Proposed reaction cycles of a P4 ATPase (a) and a P2C ATPase (Na⁺/K⁺ ATPase) (b) complexed with their subunit. P-type ATPases cycle through four main separate conformations when transporting ligands. In the E1 state the P-type ATPases have high affinity for intracellular ligands; Na⁺ in the case of the Na⁺/K⁺ ATPase, unknown or none for the P4 ATPase. Binding of ATP to the N-domain and subsequent phosphorylation of the P domain results in the E1-P state. While converting from E1-P to E2-P, intracellular ligands (3 Na⁺ for the Na⁺/K⁺ ATPase) are released into the exoplasmic milieu and the A-domain rotates.
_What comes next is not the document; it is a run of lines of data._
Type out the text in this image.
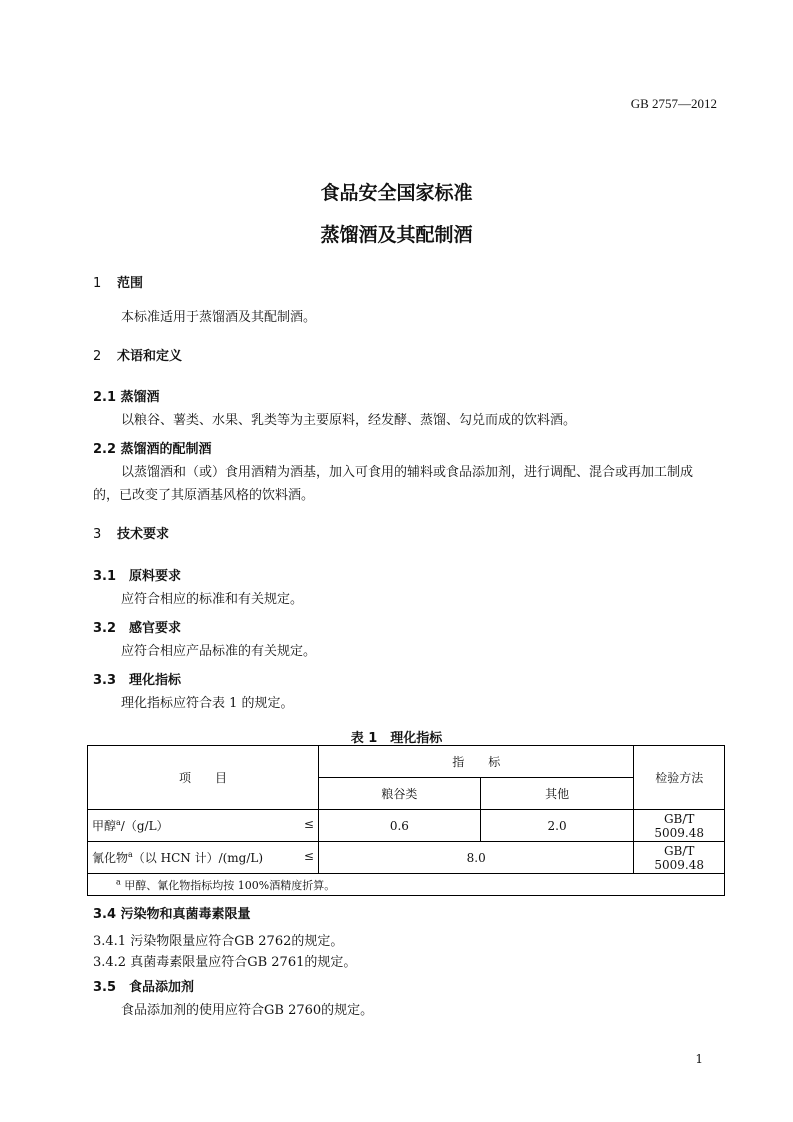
GB 2757—2012
食品安全国家标准
蒸馏酒及其配制酒
1 范围
本标准适用于蒸馏酒及其配制酒。
2 术语和定义
2.1 蒸馏酒
以粮谷、薯类、水果、乳类等为主要原料，经发酵、蒸馏、勾兑而成的饮料酒。
2.2 蒸馏酒的配制酒
以蒸馏酒和（或）食用酒精为酒基，加入可食用的辅料或食品添加剂，进行调配、混合或再加工制成的，已改变了其原酒基风格的饮料酒。
3 技术要求
3.1　原料要求
应符合相应的标准和有关规定。
3.2　感官要求
应符合相应产品标准的有关规定。
3.3　理化指标
理化指标应符合表 1 的规定。
表 1　理化指标
项　　目	指　　标		检验方法
	粮谷类	其他	
甲醇$^a$/（g/L） ≤	0.6	2.0	GB/T 5009.48
氰化物$^a$（以 HCN 计）/(mg/L) ≤	8.0		GB/T 5009.48
$^a$ 甲醇、氰化物指标均按 100%酒精度折算。			
3.4 污染物和真菌毒素限量
3.4.1 污染物限量应符合GB 2762的规定。
3.4.2 真菌毒素限量应符合GB 2761的规定。
3.5　食品添加剂
食品添加剂的使用应符合GB 2760的规定。
1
This allows binding of extracellular ligands (2 K⁺ for the Na⁺/K⁺ ATPase) or a phospholipid (depicted in pink) from the exoplasmic leaflet. Affinity for the subunit is highest in this state and this interaction may assist in binding of the phospholipid. Dephosphorylation changes the enzyme from the E2-P to the E2 state. Movement of the A-domain away from the P-domain reverts the ATPase back to the E1 state thereby translocating the extracellular ligands or the phospholipid to the cytoplasmic side. Adapted from Coleman et al. and Lenoir et al.[44,65].

Figure 4

Proposed roles of P4 ATPases in intracellular vesicle trafficking routes in S. cerevisiae, A. thaliana and C. elegans. Although many P4 ATPases are linked to intracellular trafficking defects, only a few have been specifically linked to certain organelles. S. cerevisiae Neo1p has been implicated in retrograde, COPI-dependent trafficking from the Golgi to the ER [99,100]. Drs2p in yeast is involved in the formation of AP-1/clathrin coated vesicles back and forth between the TGN and early endosomes [40,54,62,86,87]. Yeast Dnf1p and Dnf2p play a role in the formation of endocytic vesicles [62,96,97]. A. thaliana ALA3 is necessary for the synthesis of secretory vesicles from the TGN [39]. C. elegans TAT-1 is important in maintaining normal endocytic recycling and biogenesis of lysosomes [32,102] whereas TAT-5 was suggested to be involved in the regulation of ectosome shedding [103]. In Chinese hamster ovary cells ATP8A1 plays a role in cell migration by assisting in the formation of plasma membrane ruffles [104]. ATP8B1 is necessary for apical hepatocyte membrane integrity in M. musculus[108,109,126]. Possible functional locations of P4-ATPases are represented by colored circles; red for S. cerevisiae, yellow for A. thaliana, green for C. elegans and blue for mammalian P4-ATPases. See text for further details.